As British trade unions promised the government “an autumn of discontent”, the Daily Mirror announces that doctors might now strike to defy government cuts affecting pays and pensions. More than 600,000 British teachers and public sector workers swapped classrooms and offices for picket lines in what the newspaper said was “the biggest stoppage for 30 years”.  

Ottawa Sun reports Britain’s Prince William and his wife Kate, the Duke and Duchess of Cambridge, have been greeted by enthusiastic crowds in Canada at the start of their first official overseas tour together. They laid a wreath at the national war memorial.

Le Petit Journal says celebrations have begun in the principality of Monaco to mark the wedding of its monarch Prince Albert and his fiancée, the former South African Olympic swimmer Charlene Wittstock. The veteran rock band The Eagles gave a free concert at a football stadium. This evening, composer Jean Michel Jarre will take a starring role in a concert and an extravagant fireworks display is set to light up the sky of the Cote D'Azur to add to the glamour of the occasion. The concert is being screened live on Euronews.

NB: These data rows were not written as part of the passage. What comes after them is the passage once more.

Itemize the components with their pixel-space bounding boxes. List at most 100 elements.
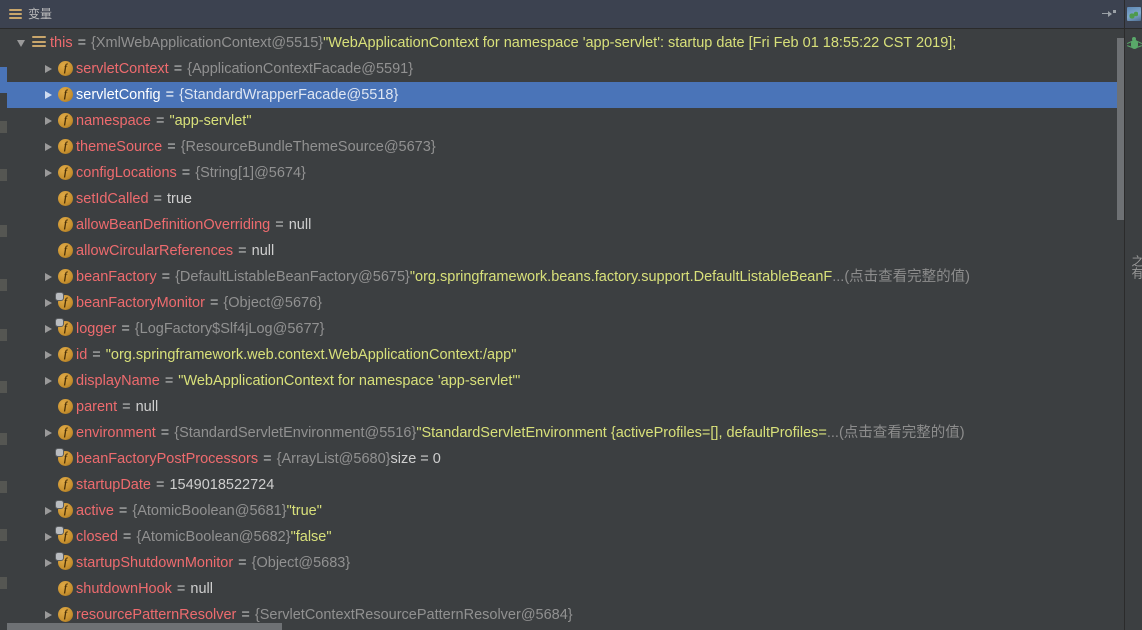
equals-sign: = xyxy=(176,581,186,597)
chevron-down-icon[interactable] xyxy=(17,30,30,56)
chevron-right-icon[interactable] xyxy=(43,550,56,576)
chevron-right-icon[interactable] xyxy=(43,264,56,290)
variable-name: servletContext xyxy=(76,61,169,77)
variable-row[interactable]: f configLocations = {String[1]@5674} xyxy=(7,160,1117,186)
final-field-icon: f xyxy=(56,550,76,576)
variable-type: {AtomicBoolean@5681} xyxy=(132,503,287,519)
variable-type: {ArrayList@5680} xyxy=(276,451,391,467)
chevron-right-icon[interactable] xyxy=(43,316,56,342)
variable-row[interactable]: f servletConfig = {StandardWrapperFacade@55… xyxy=(7,82,1117,108)
debug-bug-icon[interactable] xyxy=(1125,34,1142,54)
field-icon: f xyxy=(56,238,76,264)
row-indent xyxy=(7,264,43,290)
image-preview-icon[interactable] xyxy=(1125,0,1142,29)
variable-string-value: "WebApplicationContext for namespace 'ap… xyxy=(323,35,957,51)
variable-row[interactable]: f servletContext = {ApplicationContextFacad… xyxy=(7,56,1117,82)
variable-type: {ResourceBundleThemeSource@5673} xyxy=(180,139,436,155)
variable-name: shutdownHook xyxy=(76,581,172,597)
chevron-right-icon[interactable] xyxy=(43,524,56,550)
variable-row[interactable]: f startupShutdownMonitor = {Object@5683} xyxy=(7,550,1117,576)
variable-row[interactable]: f environment = {StandardServletEnvironment… xyxy=(7,420,1117,446)
equals-sign: = xyxy=(122,529,132,545)
field-icon: f xyxy=(56,472,76,498)
hide-panel-icon[interactable] xyxy=(1102,8,1116,20)
variable-string-value: "org.springframework.beans.factory.suppo… xyxy=(409,269,833,285)
variable-type: {StandardWrapperFacade@5518} xyxy=(179,87,399,103)
variable-type: {Object@5676} xyxy=(223,295,322,311)
chevron-right-icon[interactable] xyxy=(43,134,56,160)
variable-name: themeSource xyxy=(76,139,163,155)
toggle-spacer xyxy=(43,238,56,264)
variable-string-value: "false" xyxy=(290,529,332,545)
field-icon: f xyxy=(56,108,76,134)
field-icon: f xyxy=(56,160,76,186)
variable-row[interactable]: f startupDate = 1549018522724 xyxy=(7,472,1117,498)
final-field-icon: f xyxy=(56,498,76,524)
variable-name: allowBeanDefinitionOverriding xyxy=(76,217,271,233)
variable-row[interactable]: f allowCircularReferences = null xyxy=(7,238,1117,264)
titlebar-actions xyxy=(1102,8,1124,20)
variable-row[interactable]: f shutdownHook = null xyxy=(7,576,1117,602)
field-icon: f xyxy=(56,368,76,394)
view-full-value-link[interactable]: ...(点击查看完整的值) xyxy=(832,264,970,290)
vertical-scrollbar-thumb[interactable] xyxy=(1117,38,1124,220)
row-indent xyxy=(7,212,43,238)
field-icon: f xyxy=(56,186,76,212)
variable-name: this xyxy=(50,35,73,51)
variable-row[interactable]: f namespace = "app-servlet" xyxy=(7,108,1117,134)
equals-sign: = xyxy=(92,347,101,363)
variable-row[interactable]: f themeSource = {ResourceBundleThemeSource@… xyxy=(7,134,1117,160)
horizontal-scrollbar-track[interactable] xyxy=(7,623,1117,630)
equals-sign: = xyxy=(155,477,165,493)
equals-sign: = xyxy=(275,217,284,233)
row-indent xyxy=(7,56,43,82)
variable-row[interactable]: f active = {AtomicBoolean@5681} "true" xyxy=(7,498,1117,524)
row-indent xyxy=(7,186,43,212)
variable-row[interactable]: f logger = {LogFactory$Slf4jLog@5677} xyxy=(7,316,1117,342)
chevron-right-icon[interactable] xyxy=(43,160,56,186)
variable-row[interactable]: f allowBeanDefinitionOverriding = null xyxy=(7,212,1117,238)
equals-sign: = xyxy=(164,373,174,389)
row-indent xyxy=(7,472,43,498)
equals-sign: = xyxy=(263,451,272,467)
variable-row[interactable]: f id = "org.springframework.web.context.Web… xyxy=(7,342,1117,368)
field-icon: f xyxy=(56,264,76,290)
variable-row[interactable]: f beanFactoryPostProcessors = {ArrayList@56… xyxy=(7,446,1117,472)
chevron-right-icon[interactable] xyxy=(43,82,56,108)
variable-name: active xyxy=(76,503,114,519)
equals-sign: = xyxy=(238,555,247,571)
field-icon: f xyxy=(56,342,76,368)
variable-type: {LogFactory$Slf4jLog@5677} xyxy=(134,321,325,337)
chevron-right-icon[interactable] xyxy=(43,498,56,524)
equals-sign: = xyxy=(181,165,191,181)
variables-tree[interactable]: this = {XmlWebApplicationContext@5515} "We… xyxy=(7,30,1117,630)
chevron-right-icon[interactable] xyxy=(43,420,56,446)
row-indent xyxy=(7,160,43,186)
variable-row[interactable]: this = {XmlWebApplicationContext@5515} "We… xyxy=(7,30,1117,56)
chevron-right-icon[interactable] xyxy=(43,290,56,316)
variable-type: {ApplicationContextFacade@5591} xyxy=(187,61,414,77)
field-icon: f xyxy=(56,394,76,420)
variable-row[interactable]: f parent = null xyxy=(7,394,1117,420)
variable-row[interactable]: f setIdCalled = true xyxy=(7,186,1117,212)
variable-row[interactable]: f beanFactoryMonitor = {Object@5676} xyxy=(7,290,1117,316)
variable-name: displayName xyxy=(76,373,160,389)
variable-literal-value: null xyxy=(190,581,213,597)
variable-row[interactable]: f closed = {AtomicBoolean@5682} "false" xyxy=(7,524,1117,550)
view-full-value-link[interactable]: ...(点击查看完整的值) xyxy=(827,420,965,446)
horizontal-scrollbar-thumb[interactable] xyxy=(7,623,282,630)
chevron-right-icon[interactable] xyxy=(43,368,56,394)
variable-name: closed xyxy=(76,529,118,545)
final-field-icon: f xyxy=(56,446,76,472)
final-field-icon: f xyxy=(56,290,76,316)
variable-name: environment xyxy=(76,425,156,441)
chevron-right-icon[interactable] xyxy=(43,108,56,134)
chevron-right-icon[interactable] xyxy=(43,56,56,82)
equals-sign: = xyxy=(122,399,131,415)
row-indent xyxy=(7,498,43,524)
chevron-right-icon[interactable] xyxy=(43,342,56,368)
rail-vertical-label[interactable]: 之有 xyxy=(1125,244,1142,290)
variable-row[interactable]: f displayName = "WebApplicationContext for … xyxy=(7,368,1117,394)
variable-row[interactable]: f beanFactory = {DefaultListableBeanFactory… xyxy=(7,264,1117,290)
toggle-spacer xyxy=(43,186,56,212)
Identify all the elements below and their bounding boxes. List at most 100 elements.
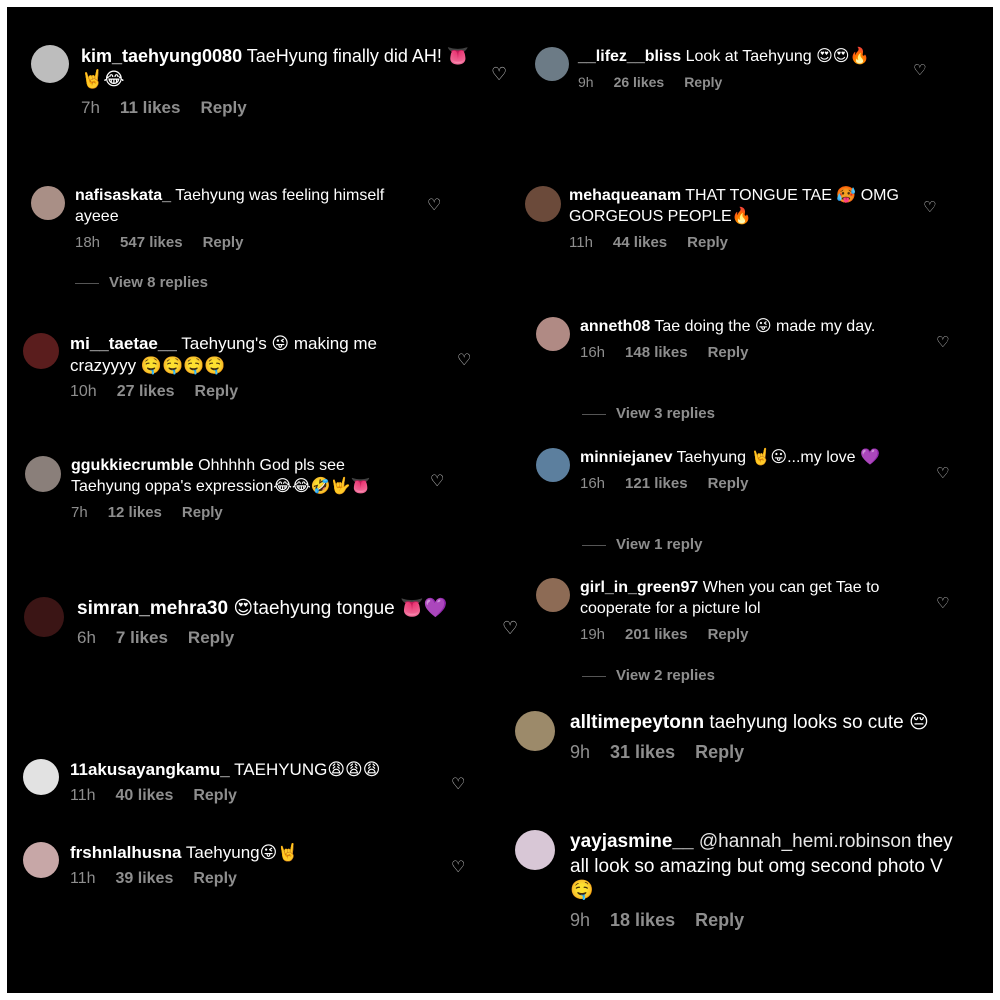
comment-username[interactable]: frshnlalhusna (70, 843, 181, 862)
comment-time: 9h (570, 910, 591, 931)
heart-icon[interactable]: ♡ (451, 860, 465, 876)
avatar[interactable] (25, 456, 61, 492)
reply-button[interactable]: Reply (195, 383, 239, 401)
comment-text: Tae doing the 😜 made my day. (654, 318, 876, 335)
reply-button[interactable]: Reply (687, 234, 728, 251)
comment-time: 16h (580, 474, 606, 492)
comment-text: Taehyung 🤘😛...my love 💜 (676, 449, 880, 466)
comment-likes[interactable]: 121 likes (625, 475, 688, 492)
heart-icon[interactable]: ♡ (430, 474, 444, 490)
reply-button[interactable]: Reply (708, 344, 749, 361)
comment-likes[interactable]: 18 likes (610, 910, 675, 931)
reply-button[interactable]: Reply (193, 870, 237, 888)
comment-username[interactable]: anneth08 (580, 318, 650, 335)
comment-time: 9h (570, 741, 591, 762)
comment-username[interactable]: yayjasmine__ (570, 831, 694, 852)
heart-icon[interactable]: ♡ (913, 63, 926, 78)
comment-username[interactable]: kim_taehyung0080 (81, 46, 242, 66)
avatar[interactable] (536, 448, 570, 482)
avatar[interactable] (31, 186, 65, 220)
avatar[interactable] (31, 45, 69, 83)
comment-username[interactable]: alltimepeytonn (570, 712, 704, 733)
reply-button[interactable]: Reply (193, 787, 237, 805)
comment-username[interactable]: minniejanev (580, 449, 672, 466)
view-replies-label[interactable]: View 3 replies (616, 405, 715, 422)
comment-likes[interactable]: 11 likes (120, 98, 181, 118)
avatar[interactable] (536, 317, 570, 351)
comment-username[interactable]: mi__taetae__ (70, 334, 177, 353)
replies-divider (582, 675, 606, 677)
reply-button[interactable]: Reply (182, 504, 223, 521)
comment-time: 11h (70, 870, 96, 888)
comment-username[interactable]: mehaqueanam (569, 187, 681, 204)
comment-likes[interactable]: 7 likes (116, 628, 168, 648)
avatar[interactable] (23, 333, 59, 369)
comment-likes[interactable]: 12 likes (108, 504, 162, 521)
comment-likes[interactable]: 26 likes (614, 74, 665, 90)
comment-likes[interactable]: 148 likes (625, 344, 688, 361)
view-replies-link[interactable]: View 8 replies (75, 274, 208, 291)
avatar[interactable] (23, 759, 59, 795)
replies-divider (582, 544, 606, 546)
comment-time: 9h (578, 73, 594, 90)
view-replies-label[interactable]: View 8 replies (109, 274, 208, 291)
heart-icon[interactable]: ♡ (936, 596, 949, 611)
comment-likes[interactable]: 39 likes (116, 870, 174, 888)
heart-icon[interactable]: ♡ (451, 777, 465, 793)
replies-divider (582, 413, 606, 415)
reply-button[interactable]: Reply (695, 742, 744, 763)
reply-button[interactable]: Reply (708, 475, 749, 492)
heart-icon[interactable]: ♡ (923, 200, 936, 215)
reply-button[interactable]: Reply (684, 74, 722, 90)
view-replies-label[interactable]: View 1 reply (616, 536, 702, 553)
comment-time: 11h (70, 787, 96, 805)
comment-time: 10h (70, 383, 97, 401)
comment-username[interactable]: nafisaskata_ (75, 187, 171, 204)
comment-username[interactable]: __lifez__bliss (578, 48, 681, 65)
comment-likes[interactable]: 44 likes (613, 234, 667, 251)
comment-likes[interactable]: 201 likes (625, 626, 688, 643)
comment-text: Taehyung😜🤘 (185, 843, 299, 862)
comment-text: Look at Taehyung 😍😍🔥 (685, 48, 870, 65)
comment-text: 😍taehyung tongue 👅💜 (233, 598, 448, 619)
avatar[interactable] (536, 578, 570, 612)
comment-time: 18h (75, 233, 101, 251)
avatar[interactable] (515, 711, 555, 751)
avatar[interactable] (515, 830, 555, 870)
view-replies-link[interactable]: View 3 replies (582, 405, 715, 422)
comment-text: TAEHYUNG😩😩😩 (234, 760, 381, 779)
comment-likes[interactable]: 40 likes (116, 787, 174, 805)
reply-button[interactable]: Reply (695, 910, 744, 931)
view-replies-link[interactable]: View 2 replies (582, 667, 715, 684)
heart-icon[interactable]: ♡ (502, 619, 518, 637)
comment-likes[interactable]: 31 likes (610, 742, 675, 763)
heart-icon[interactable]: ♡ (936, 466, 949, 481)
comment-text: taehyung looks so cute 😔 (709, 712, 929, 733)
comment-time: 7h (81, 97, 100, 117)
heart-icon[interactable]: ♡ (457, 353, 471, 369)
comment-time: 7h (71, 503, 88, 521)
heart-icon[interactable]: ♡ (427, 198, 441, 214)
reply-button[interactable]: Reply (203, 234, 244, 251)
comment-username[interactable]: girl_in_green97 (580, 579, 698, 596)
comments-panel: kim_taehyung0080 TaeHyung finally did AH… (7, 7, 993, 993)
comment-time: 19h (580, 625, 606, 643)
avatar[interactable] (525, 186, 561, 222)
reply-button[interactable]: Reply (708, 626, 749, 643)
view-replies-label[interactable]: View 2 replies (616, 667, 715, 684)
reply-button[interactable]: Reply (188, 628, 234, 648)
comment-time: 6h (77, 627, 96, 647)
reply-button[interactable]: Reply (200, 98, 246, 118)
comment-username[interactable]: ggukkiecrumble (71, 457, 194, 474)
comment-likes[interactable]: 27 likes (117, 383, 175, 401)
avatar[interactable] (535, 47, 569, 81)
comment-likes[interactable]: 547 likes (120, 234, 183, 251)
comment-username[interactable]: simran_mehra30 (77, 598, 228, 619)
comment-username[interactable]: 11akusayangkamu_ (70, 760, 230, 779)
comment-mention[interactable]: @hannah_hemi.robinson (699, 831, 912, 852)
heart-icon[interactable]: ♡ (491, 65, 507, 83)
avatar[interactable] (23, 842, 59, 878)
heart-icon[interactable]: ♡ (936, 335, 949, 350)
view-replies-link[interactable]: View 1 reply (582, 536, 702, 553)
avatar[interactable] (24, 597, 64, 637)
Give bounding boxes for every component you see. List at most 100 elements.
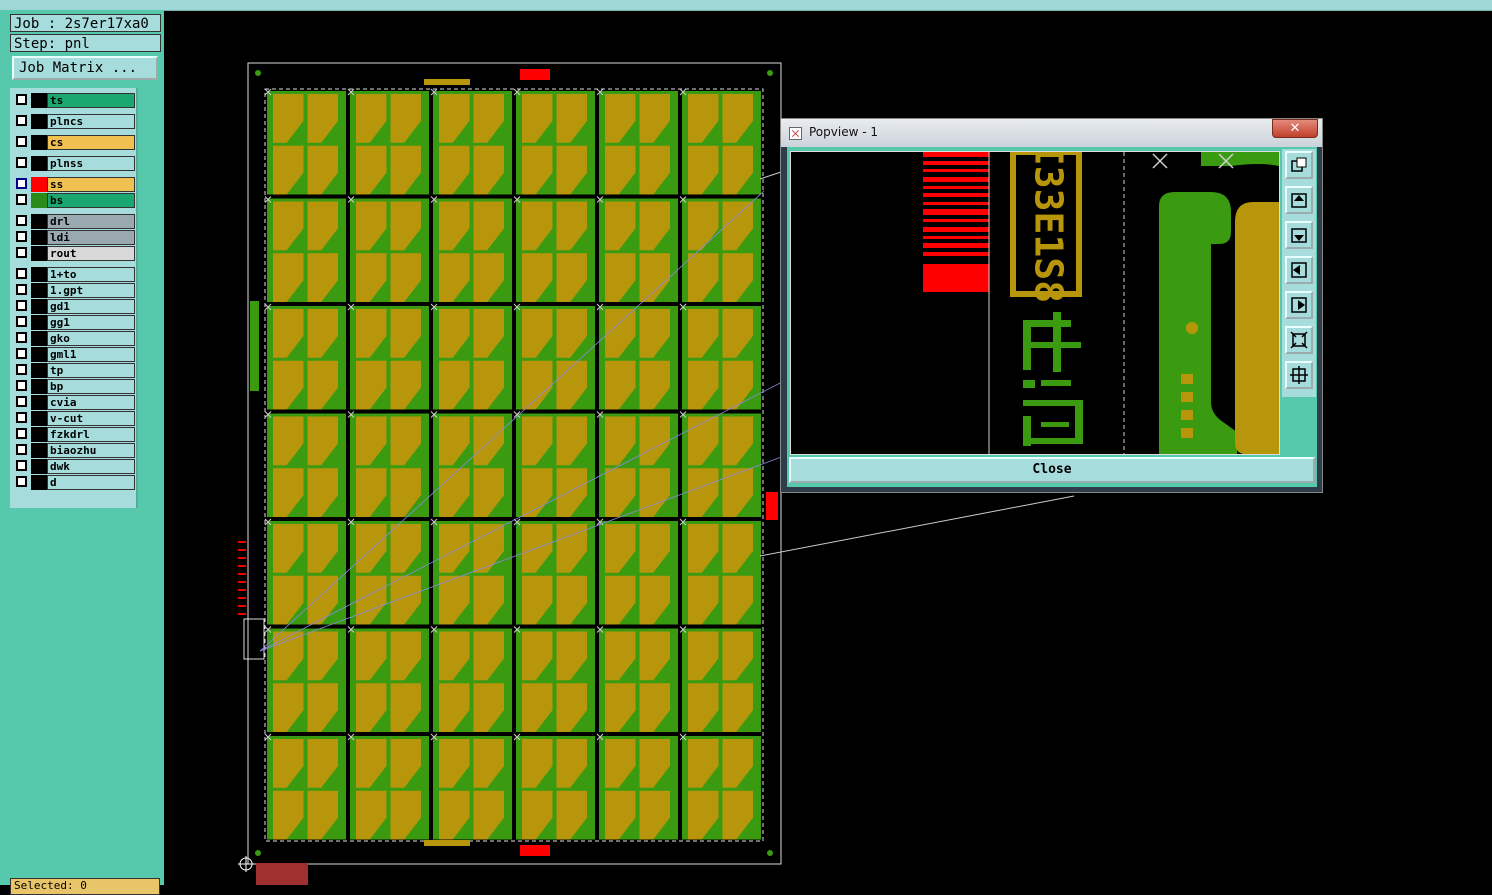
layer-checkbox[interactable]: [16, 348, 27, 359]
layer-row-rout[interactable]: rout: [14, 246, 135, 261]
layer-checkbox[interactable]: [16, 115, 27, 126]
layer-row-ts[interactable]: ts: [14, 93, 135, 108]
layer-checkbox[interactable]: [16, 178, 27, 189]
layer-checkbox[interactable]: [16, 316, 27, 327]
layer-name[interactable]: bs: [47, 193, 135, 208]
pan-left-icon[interactable]: [1285, 256, 1313, 284]
layer-name[interactable]: tp: [47, 363, 135, 378]
layer-name[interactable]: gml1: [47, 347, 135, 362]
layer-color-swatch[interactable]: [31, 246, 47, 261]
layer-row-gml1[interactable]: gml1: [14, 347, 135, 362]
layer-row-1-to[interactable]: 1+to: [14, 267, 135, 282]
popview-title-bar[interactable]: Popview - 1 ✕: [781, 119, 1322, 147]
layer-name[interactable]: 1+to: [47, 267, 135, 282]
layer-checkbox[interactable]: [16, 215, 27, 226]
layer-name[interactable]: ldi: [47, 230, 135, 245]
layer-checkbox[interactable]: [16, 157, 27, 168]
layer-color-swatch[interactable]: [31, 363, 47, 378]
layer-checkbox[interactable]: [16, 428, 27, 439]
layer-color-swatch[interactable]: [31, 267, 47, 282]
layer-row-cs[interactable]: cs: [14, 135, 135, 150]
layer-checkbox[interactable]: [16, 136, 27, 147]
layer-color-swatch[interactable]: [31, 283, 47, 298]
layer-name[interactable]: drl: [47, 214, 135, 229]
layer-row-gg1[interactable]: gg1: [14, 315, 135, 330]
zoom-out-icon[interactable]: [1285, 361, 1313, 389]
layer-row-gko[interactable]: gko: [14, 331, 135, 346]
layer-row-v-cut[interactable]: v-cut: [14, 411, 135, 426]
layer-checkbox[interactable]: [16, 460, 27, 471]
layer-checkbox[interactable]: [16, 476, 27, 487]
layer-row-1-gpt[interactable]: 1.gpt: [14, 283, 135, 298]
layer-color-swatch[interactable]: [31, 411, 47, 426]
layer-color-swatch[interactable]: [31, 331, 47, 346]
zoom-fit-icon[interactable]: [1285, 151, 1313, 179]
close-button[interactable]: Close: [789, 457, 1315, 483]
layer-name[interactable]: d: [47, 475, 135, 490]
layer-color-swatch[interactable]: [31, 427, 47, 442]
layer-color-swatch[interactable]: [31, 156, 47, 171]
layer-name[interactable]: bp: [47, 379, 135, 394]
window-close-button[interactable]: ✕: [1272, 119, 1318, 138]
layer-checkbox[interactable]: [16, 364, 27, 375]
layer-row-bp[interactable]: bp: [14, 379, 135, 394]
layer-checkbox[interactable]: [16, 396, 27, 407]
layer-row-tp[interactable]: tp: [14, 363, 135, 378]
layer-name[interactable]: v-cut: [47, 411, 135, 426]
pan-right-icon[interactable]: [1285, 291, 1313, 319]
job-matrix-button[interactable]: Job Matrix ...: [12, 56, 158, 80]
layer-name[interactable]: rout: [47, 246, 135, 261]
layer-checkbox[interactable]: [16, 380, 27, 391]
layer-name[interactable]: ts: [47, 93, 135, 108]
status-tab[interactable]: Selected: 0: [10, 878, 160, 895]
layer-name[interactable]: biaozhu: [47, 443, 135, 458]
layer-checkbox[interactable]: [16, 268, 27, 279]
layer-color-swatch[interactable]: [31, 177, 47, 192]
layer-row-plnss[interactable]: plnss: [14, 156, 135, 171]
layer-color-swatch[interactable]: [31, 459, 47, 474]
layer-checkbox[interactable]: [16, 412, 27, 423]
layer-color-swatch[interactable]: [31, 299, 47, 314]
layer-checkbox[interactable]: [16, 300, 27, 311]
layer-name[interactable]: plncs: [47, 114, 135, 129]
layer-color-swatch[interactable]: [31, 443, 47, 458]
layer-row-plncs[interactable]: plncs: [14, 114, 135, 129]
layer-row-biaozhu[interactable]: biaozhu: [14, 443, 135, 458]
layer-color-swatch[interactable]: [31, 114, 47, 129]
pan-down-icon[interactable]: [1285, 221, 1313, 249]
zoom-in-icon[interactable]: [1285, 326, 1313, 354]
layer-color-swatch[interactable]: [31, 230, 47, 245]
layer-row-fzkdrl[interactable]: fzkdrl: [14, 427, 135, 442]
layer-name[interactable]: fzkdrl: [47, 427, 135, 442]
layer-row-gd1[interactable]: gd1: [14, 299, 135, 314]
layer-color-swatch[interactable]: [31, 395, 47, 410]
layer-checkbox[interactable]: [16, 194, 27, 205]
layer-row-ldi[interactable]: ldi: [14, 230, 135, 245]
layer-color-swatch[interactable]: [31, 379, 47, 394]
layer-name[interactable]: gko: [47, 331, 135, 346]
layer-color-swatch[interactable]: [31, 315, 47, 330]
pan-up-icon[interactable]: [1285, 186, 1313, 214]
layer-checkbox[interactable]: [16, 284, 27, 295]
layer-color-swatch[interactable]: [31, 214, 47, 229]
layer-checkbox[interactable]: [16, 247, 27, 258]
layer-color-swatch[interactable]: [31, 193, 47, 208]
layer-name[interactable]: plnss: [47, 156, 135, 171]
layer-row-drl[interactable]: drl: [14, 214, 135, 229]
layer-name[interactable]: dwk: [47, 459, 135, 474]
layer-checkbox[interactable]: [16, 332, 27, 343]
layer-row-cvia[interactable]: cvia: [14, 395, 135, 410]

China has opened the world’s longest cross-sea bridge. State-run CCTV says the Jiaozhou Bay bridge is 26 miles long and links China’s eastern port city of Qingdao to an offshore island, Huangdao. The 35-metre-wide bridge is the longest of its kind and cost more than 10bn yuan (€1billion). It has taken four years to build the bridge, which is supported by more than 5,000 pillars. According to Guinness World Records, the previous record holder for a bridge over water is the Lake Pontchartrain Causeway in Louisiana. The Chinese bridge is more than 2.5 miles longer.